Exercise 6: Polynomial and Flexible Regression#

In this exercise, we analyse the relationship between wage and age using four flexible regression approaches:

  • Polynomial regression

  • Stepwise functions (degree-0 splines)

  • Spline regression

  • Local regression (LOWESS)

We will use the Wage dataset for the following exercises. Please briefly visit the documentation for further information: https://rdrr.io/cran/ISLR/man/Wage.html

import numpy as np
import matplotlib.pyplot as plt
import statsmodels.api as sm

wage = sm.datasets.get_rdataset("Wage", "ISLR").data

fig, ax = plt.subplots()
ax.scatter(wage["age"], wage["wage"], alpha=0.15)
ax.set(xlabel="Age", ylabel="Wage", title="Wage vs Age");

wage.head()
year age maritl race education region jobclass health health_ins logwage wage
rownames
231655 2006 18 1. Never Married 1. White 1. < HS Grad 2. Middle Atlantic 1. Industrial 1. <=Good 2. No 4.318063 75.043154
86582 2004 24 1. Never Married 1. White 4. College Grad 2. Middle Atlantic 2. Information 2. >=Very Good 2. No 4.255273 70.476020
161300 2003 45 2. Married 1. White 3. Some College 2. Middle Atlantic 1. Industrial 1. <=Good 1. Yes 4.875061 130.982177
155159 2003 43 2. Married 3. Asian 4. College Grad 2. Middle Atlantic 2. Information 2. >=Very Good 1. Yes 5.041393 154.685293
11443 2005 50 4. Divorced 1. White 2. HS Grad 2. Middle Atlantic 2. Information 1. <=Good 1. Yes 4.318063 75.043154
../../_images/c19115aefd0a825ca09b489fce1e2c7f5f2ef6080318b802fc5669d2e035e484.png

Please predict Wage from Age using four different models:

  1. A polynomial regression model of degree 3

  2. A stepwise model with cut points at 30, 50, and 65 years

  3. A third order spline regression model with df=6

  4. A lowes local regression model with frac=0.4

Plot the resulting model fits in a single figure.
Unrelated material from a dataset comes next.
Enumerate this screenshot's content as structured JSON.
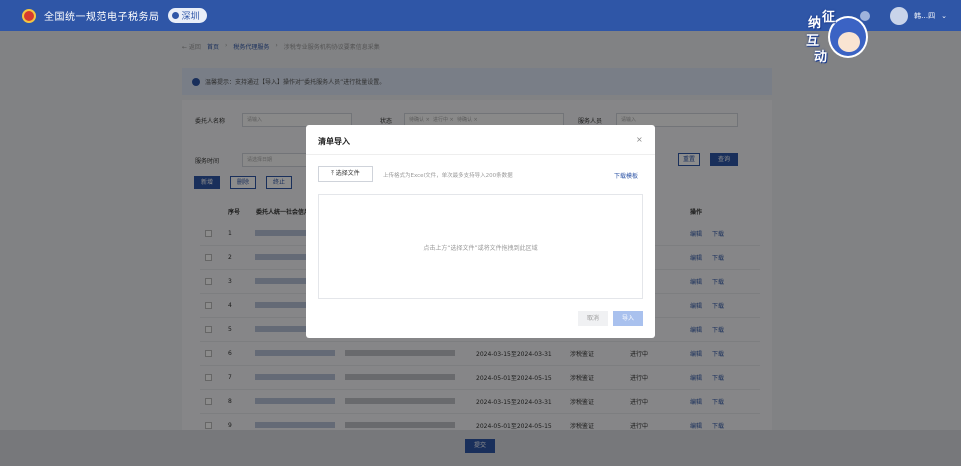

from sklearn.preprocessing import PolynomialFeatures
from sklearn.linear_model import LinearRegression

poly = PolynomialFeatures(degree=3, include_bias=False)
X_poly = poly.fit_transform(wage[["age"]])
poly_mod = LinearRegression().fit(X_poly, wage["wage"])
import patsy
import statsmodels.api as sm

cuts = [35, 50, 65]

step_basis = patsy.dmatrix(
    "bs(age, knots=cuts, degree=0, include_intercept=False)",
    {"age": wage["age"], "cuts": cuts},
    return_type="dataframe",
    )
step_mod = sm.OLS(wage["wage"], step_basis).fit()
spline_basis = patsy.dmatrix(
    "bs(age, df=6, degree=3, include_intercept=False)",
    {"age": wage["age"]},
    return_type="dataframe",
    )
spline_mod = sm.OLS(wage["wage"], spline_basis).fit()
from statsmodels.nonparametric.smoothers_lowess import lowess

low_mod = lowess(wage["wage"], wage["age"], frac=0.4)

Plot the models:

age_grid = np.linspace(wage["age"].min(), wage["age"].max(), 300)

# Polynomial predictions
poly_pred = poly_mod.predict(poly.transform(age_grid.reshape(-1, 1)))

# Stepwise predictions
step_grid = patsy.dmatrix(
    "bs(x, knots=cuts, degree=0, include_intercept=False)",
    {"x": age_grid, "cuts": cuts},
    return_type="dataframe",
)
step_pred = step_mod.predict(step_grid)

# Spline predictions
spline_grid = patsy.dmatrix(
    "bs(x, df=6, degree=3, include_intercept=False)",
    {"x": age_grid},
    return_type="dataframe",
)
spline_pred = spline_mod.predict(spline_grid)

fig, ax = plt.subplots()
ax.scatter(wage["age"], wage["wage"], alpha=0.15, label="Data")
ax.plot(age_grid, poly_pred, label="Polynomial (deg=3)", linewidth=2)
ax.plot(age_grid, step_pred, label="Step function", linewidth=2)
ax.plot(age_grid, spline_pred, label="Spline (df=6)", linewidth=2)
ax.plot(low_mod[:,0], low_mod[:,1], label="LOWESS (frac=0.4)", linewidth=2)
ax.set(xlabel="Age", ylabel="Wage")
plt.legend();
/home/mibur/miniconda3/envs/psy111/lib/python3.13/site-packages/sklearn/base.py:493: UserWarning: X does not have valid feature names, but PolynomialFeatures was fitted with feature names
  warnings.warn(
../../_images/434b489af1be2173046345132f65d47f81f3859fefafd331a01e7bdcd4574af8.png

Exercise 7: Generalized Additive Models#

Objective: Understand how the number of basis functions (df) and the polynomial degree (degree) affect the flexibility of a spline and the resulting fit in a Generalized Additive Model.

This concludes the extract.